Given that these samples are supposed to be Schwann cells, it doesn't make sense for them to be expressing these kinds of muscle markers at this level. It would seem to be much more plausible that what has actually happened is that the samples have been contaminated to varying degrees with muscle cells from the surrounding tissue, and that the amount of contamination varies between the two groups.

If this supposition is correct then it's also likely that the amount of contamination will vary within each group since it will not relate to the genotype but will be a function of the dissection or sample preparation. We can try to assess this by looking at whether the muscle related genes are unusually variable within the WT or cKO groups. We can do this with a variation plot, plotting STDEV against expression level for each of the two groups.

It is clear that in both the WT and cKO groups that these muscle markers are unusually variable, suggesting that an external contamination is a viable explanation. We can also clearly see the difference in expression level between the two groups which led us to look at these genes in the first place.

Conclusion

An examination of these samples would ideally have shown us that they contained good quality data and exhibited constant effects of the type we expect given the experimental description. Unfortunately an examination of the data instead raises serious concerns about whether these samples are indeed valid and we should probably not proceed with this analysis until the issues raised are sorted out.

Specifically there are 3 major concerns:

1. The nature of the read data looks wrong, in that this was supposed to be an Illumina Tru-Seq library, but the reads coming from it are non-directional.

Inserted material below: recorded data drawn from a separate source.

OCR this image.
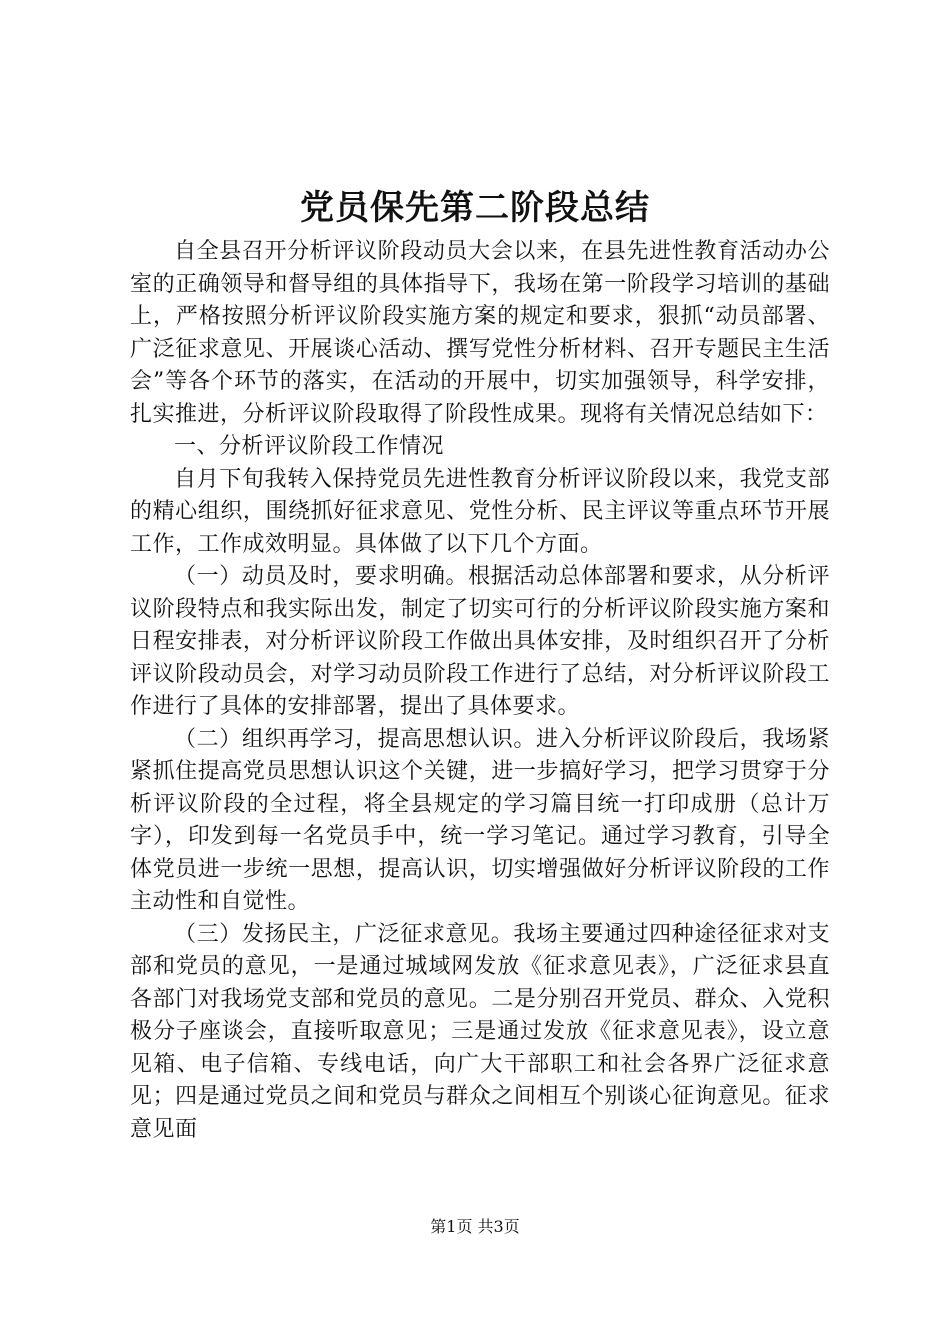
党员保先第二阶段总结

自全县召开分析评议阶段动员大会以来，在县先进性教育活动办公室的正确领导和督导组的具体指导下，我场在第一阶段学习培训的基础上，严格按照分析评议阶段实施方案的规定和要求，狠抓“动员部署、广泛征求意见、开展谈心活动、撰写党性分析材料、召开专题民主生活会”等各个环节的落实，在活动的开展中，切实加强领导，科学安排，扎实推进，分析评议阶段取得了阶段性成果。现将有关情况总结如下：

一、分析评议阶段工作情况

自月下旬我转入保持党员先进性教育分析评议阶段以来，我党支部的精心组织，围绕抓好征求意见、党性分析、民主评议等重点环节开展工作，工作成效明显。具体做了以下几个方面。

（一）动员及时，要求明确。根据活动总体部署和要求，从分析评议阶段特点和我实际出发，制定了切实可行的分析评议阶段实施方案和日程安排表，对分析评议阶段工作做出具体安排，及时组织召开了分析评议阶段动员会，对学习动员阶段工作进行了总结，对分析评议阶段工作进行了具体的安排部署，提出了具体要求。

（二）组织再学习，提高思想认识。进入分析评议阶段后，我场紧紧抓住提高党员思想认识这个关键，进一步搞好学习，把学习贯穿于分析评议阶段的全过程，将全县规定的学习篇目统一打印成册（总计万字），印发到每一名党员手中，统一学习笔记。通过学习教育，引导全体党员进一步统一思想，提高认识，切实增强做好分析评议阶段的工作主动性和自觉性。

（三）发扬民主，广泛征求意见。我场主要通过四种途径征求对支部和党员的意见，一是通过城域网发放《征求意见表》，广泛征求县直各部门对我场党支部和党员的意见。二是分别召开党员、群众、入党积极分子座谈会，直接听取意见；三是通过发放《征求意见表》，设立意见箱、电子信箱、专线电话，向广大干部职工和社会各界广泛征求意见；四是通过党员之间和党员与群众之间相互个别谈心征询意见。征求意见面

第1页 共3页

2. The cKO samples are supposed to have a knockout of the Taz and Yap1 genes and the data shows no evidence of this change. Since it's a conditional knockout then maybe there is more subtelty to the design than a simple reading of the conditions suggests, but this needs to be determined since a lack of the expected effect would mean that any further work on the data would be pointless.

3. It would appear that all of the samples may be contaminated with muscle cells, and unfortuanately that the amount of contamination is not consistent between the two groups, but is systematically higher in cKO than WT. Given the conflation of the contamination and the condition it is going to be very difficult to specifically attribute any changes seen to the knockouts rather than the contamination.